Il faut signaler qu'en vertu de l'accord parallèle de l'ALENA relatif au travail, en vigueur depuis maintenant 14 ans, pas une seule affaire n'est allée jusqu'en arbitrage. Cela tranche à nouveau nettement avec les dispositions relatives aux investissements de l'ALENA, qui ont fait l'objet de multiples actions en justice par les investisseurs tant aux États-Unis qu'au Canada.
En ce qui concerne les dispositions de l'ALE Canada-Pérou, celles qui portent sur le travail marquent une évolution par rapport aux dispositions actuelles de l'accord parallèle relatif au travail de l'ALENA. Dans l'accord proposé, le chapitre 16, consacré au travail, renferme des dispositions plus générales qui énoncent les objectifs et les obligations des parties en matière de travail. En particulier, les parties, c'est-à-dire le Canada et le Pérou, réitèrent leurs obligations comme membres de l'OIT et leur attachement à la Déclaration de l'OIT relative aux principes et droits fondamentaux au travail. Toutefois, le chapitre 16 de l'accord se contente d'affirmations et d'objectifs généraux. Ces formules générales n'accordent pas aux parties de droits exécutoires. Comme dans le cas des accords commerciaux hémisphériques canadiens précédents, l'essentiel des droits et obligations en matière de travail sont plutôt énoncés dans ce que l'on appelle l'accord de coopération dans le domaine du travail, souvent désigné sous le nom d'accord parallèle en matière de travail. Pour comprendre les droits des travailleurs dans ces accords commerciaux, il faut naturellement examiner de près l'accord parallèle.

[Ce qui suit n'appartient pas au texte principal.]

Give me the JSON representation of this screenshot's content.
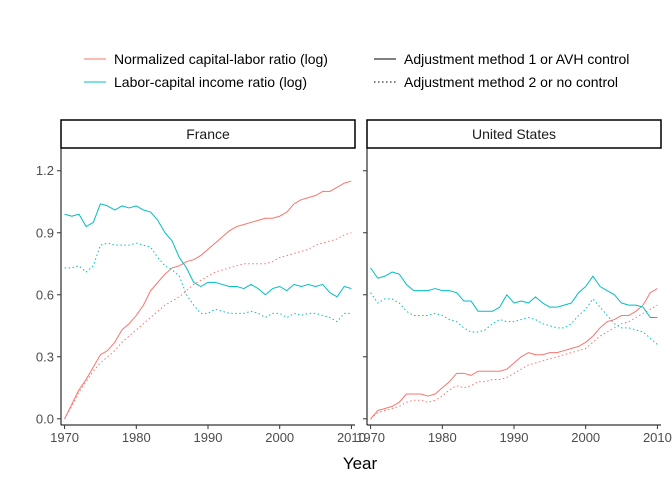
{
  "chart_data": {
    "type": "line",
    "xlabel": "Year",
    "ylabel": "",
    "xlim": [
      1969.5,
      2010.5
    ],
    "ylim": [
      -0.03,
      1.31
    ],
    "x_ticks": [
      1970,
      1980,
      1990,
      2000,
      2010
    ],
    "x_tick_labels": [
      "1970",
      "1980",
      "1990",
      "2000",
      "2010"
    ],
    "y_ticks": [
      0.0,
      0.3,
      0.6,
      0.9,
      1.2
    ],
    "y_tick_labels": [
      "0.0",
      "0.3",
      "0.6",
      "0.9",
      "1.2"
    ],
    "legend": {
      "placement": "top",
      "color_entries": [
        {
          "label": "Normalized capital-labor ratio (log)",
          "color": "#F8766D"
        },
        {
          "label": "Labor-capital income ratio (log)",
          "color": "#00BFC4"
        }
      ],
      "linetype_entries": [
        {
          "label": "Adjustment method 1 or AVH control",
          "linetype": "solid"
        },
        {
          "label": "Adjustment method 2 or no control",
          "linetype": "dotted"
        }
      ]
    },
    "panels": [
      {
        "title": "France",
        "x": [
          1970,
          1971,
          1972,
          1973,
          1974,
          1975,
          1976,
          1977,
          1978,
          1979,
          1980,
          1981,
          1982,
          1983,
          1984,
          1985,
          1986,
          1987,
          1988,
          1989,
          1990,
          1991,
          1992,
          1993,
          1994,
          1995,
          1996,
          1997,
          1998,
          1999,
          2000,
          2001,
          2002,
          2003,
          2004,
          2005,
          2006,
          2007,
          2008,
          2009,
          2010
        ],
        "series": [
          {
            "name": "Normalized capital-labor ratio (log)",
            "method": "Adjustment method 1 or AVH control",
            "color": "#F8766D",
            "linetype": "solid",
            "values": [
              0.0,
              0.07,
              0.14,
              0.19,
              0.25,
              0.31,
              0.33,
              0.37,
              0.43,
              0.46,
              0.5,
              0.55,
              0.62,
              0.66,
              0.7,
              0.73,
              0.74,
              0.76,
              0.77,
              0.79,
              0.82,
              0.85,
              0.88,
              0.91,
              0.93,
              0.94,
              0.95,
              0.96,
              0.97,
              0.97,
              0.98,
              1.0,
              1.04,
              1.06,
              1.07,
              1.08,
              1.1,
              1.1,
              1.12,
              1.14,
              1.15
            ]
          },
          {
            "name": "Normalized capital-labor ratio (log)",
            "method": "Adjustment method 2 or no control",
            "color": "#F8766D",
            "linetype": "dotted",
            "values": [
              0.0,
              0.06,
              0.13,
              0.18,
              0.23,
              0.27,
              0.3,
              0.33,
              0.37,
              0.4,
              0.43,
              0.46,
              0.49,
              0.52,
              0.55,
              0.57,
              0.59,
              0.62,
              0.65,
              0.67,
              0.69,
              0.71,
              0.72,
              0.73,
              0.74,
              0.75,
              0.75,
              0.75,
              0.75,
              0.76,
              0.78,
              0.79,
              0.8,
              0.81,
              0.82,
              0.84,
              0.85,
              0.86,
              0.87,
              0.89,
              0.9
            ]
          },
          {
            "name": "Labor-capital income ratio (log)",
            "method": "Adjustment method 1 or AVH control",
            "color": "#00BFC4",
            "linetype": "solid",
            "values": [
              0.99,
              0.98,
              0.99,
              0.93,
              0.95,
              1.04,
              1.03,
              1.01,
              1.03,
              1.02,
              1.03,
              1.01,
              1.0,
              0.96,
              0.9,
              0.86,
              0.78,
              0.73,
              0.66,
              0.64,
              0.66,
              0.66,
              0.65,
              0.64,
              0.64,
              0.63,
              0.65,
              0.63,
              0.6,
              0.63,
              0.64,
              0.62,
              0.65,
              0.64,
              0.65,
              0.64,
              0.65,
              0.61,
              0.59,
              0.64,
              0.63
            ]
          },
          {
            "name": "Labor-capital income ratio (log)",
            "method": "Adjustment method 2 or no control",
            "color": "#00BFC4",
            "linetype": "dotted",
            "values": [
              0.73,
              0.73,
              0.74,
              0.71,
              0.74,
              0.84,
              0.85,
              0.84,
              0.84,
              0.84,
              0.85,
              0.84,
              0.83,
              0.78,
              0.74,
              0.72,
              0.69,
              0.6,
              0.55,
              0.51,
              0.51,
              0.53,
              0.52,
              0.51,
              0.51,
              0.51,
              0.52,
              0.51,
              0.49,
              0.51,
              0.51,
              0.49,
              0.51,
              0.5,
              0.51,
              0.51,
              0.5,
              0.49,
              0.47,
              0.51,
              0.51
            ]
          }
        ]
      },
      {
        "title": "United States",
        "x": [
          1970,
          1971,
          1972,
          1973,
          1974,
          1975,
          1976,
          1977,
          1978,
          1979,
          1980,
          1981,
          1982,
          1983,
          1984,
          1985,
          1986,
          1987,
          1988,
          1989,
          1990,
          1991,
          1992,
          1993,
          1994,
          1995,
          1996,
          1997,
          1998,
          1999,
          2000,
          2001,
          2002,
          2003,
          2004,
          2005,
          2006,
          2007,
          2008,
          2009,
          2010
        ],
        "series": [
          {
            "name": "Normalized capital-labor ratio (log)",
            "method": "Adjustment method 1 or AVH control",
            "color": "#F8766D",
            "linetype": "solid",
            "values": [
              0.0,
              0.04,
              0.05,
              0.06,
              0.08,
              0.12,
              0.12,
              0.12,
              0.11,
              0.12,
              0.15,
              0.18,
              0.22,
              0.22,
              0.21,
              0.23,
              0.23,
              0.23,
              0.23,
              0.24,
              0.27,
              0.3,
              0.32,
              0.31,
              0.31,
              0.32,
              0.32,
              0.33,
              0.34,
              0.35,
              0.37,
              0.4,
              0.44,
              0.47,
              0.48,
              0.5,
              0.5,
              0.52,
              0.55,
              0.61,
              0.63
            ]
          },
          {
            "name": "Normalized capital-labor ratio (log)",
            "method": "Adjustment method 2 or no control",
            "color": "#F8766D",
            "linetype": "dotted",
            "values": [
              0.0,
              0.03,
              0.04,
              0.05,
              0.06,
              0.08,
              0.09,
              0.09,
              0.08,
              0.09,
              0.11,
              0.14,
              0.16,
              0.15,
              0.16,
              0.18,
              0.18,
              0.19,
              0.19,
              0.2,
              0.22,
              0.24,
              0.26,
              0.27,
              0.28,
              0.29,
              0.3,
              0.31,
              0.32,
              0.33,
              0.34,
              0.37,
              0.4,
              0.42,
              0.44,
              0.46,
              0.47,
              0.49,
              0.51,
              0.53,
              0.55
            ]
          },
          {
            "name": "Labor-capital income ratio (log)",
            "method": "Adjustment method 1 or AVH control",
            "color": "#00BFC4",
            "linetype": "solid",
            "values": [
              0.73,
              0.68,
              0.69,
              0.71,
              0.7,
              0.65,
              0.62,
              0.62,
              0.62,
              0.63,
              0.62,
              0.62,
              0.61,
              0.57,
              0.57,
              0.52,
              0.52,
              0.52,
              0.54,
              0.6,
              0.56,
              0.57,
              0.56,
              0.59,
              0.56,
              0.54,
              0.54,
              0.55,
              0.56,
              0.61,
              0.64,
              0.69,
              0.64,
              0.62,
              0.6,
              0.56,
              0.55,
              0.55,
              0.54,
              0.49,
              0.49
            ]
          },
          {
            "name": "Labor-capital income ratio (log)",
            "method": "Adjustment method 2 or no control",
            "color": "#00BFC4",
            "linetype": "dotted",
            "values": [
              0.61,
              0.56,
              0.58,
              0.58,
              0.56,
              0.52,
              0.5,
              0.5,
              0.5,
              0.51,
              0.5,
              0.48,
              0.47,
              0.44,
              0.42,
              0.42,
              0.43,
              0.46,
              0.48,
              0.47,
              0.47,
              0.48,
              0.49,
              0.48,
              0.46,
              0.45,
              0.44,
              0.44,
              0.46,
              0.5,
              0.53,
              0.58,
              0.54,
              0.5,
              0.46,
              0.44,
              0.44,
              0.43,
              0.42,
              0.39,
              0.36
            ]
          }
        ]
      }
    ]
  }
}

La première partie de l'accord de coopération dans le domaine du travail renferme généralement les droits fondamentaux de l'accord. Les deux parties, le Canada et le Pérou, doivent s'assurer que leurs lois protègent les normes fondamentales du travail internationalement reconnues qui sont contenues dans la Déclaration de 1998 de l'OIT et le programme de l'OIT en faveur du travail décent. Cet article énonce des droits fondamentaux des travailleurs supérieurs à ceux qui se trouvent dans l'un ou l'autre des accords commerciaux auxquels le Canada est actuellement partie. À la différence de l'ALENA, cet accord exige des signataires que leurs lois se conforment aux normes de l'OIT. Je dis au comité qu'il s'agit là d'une amélioration importante par rapport à l'accord parallèle relatif au travail de l'ALENA.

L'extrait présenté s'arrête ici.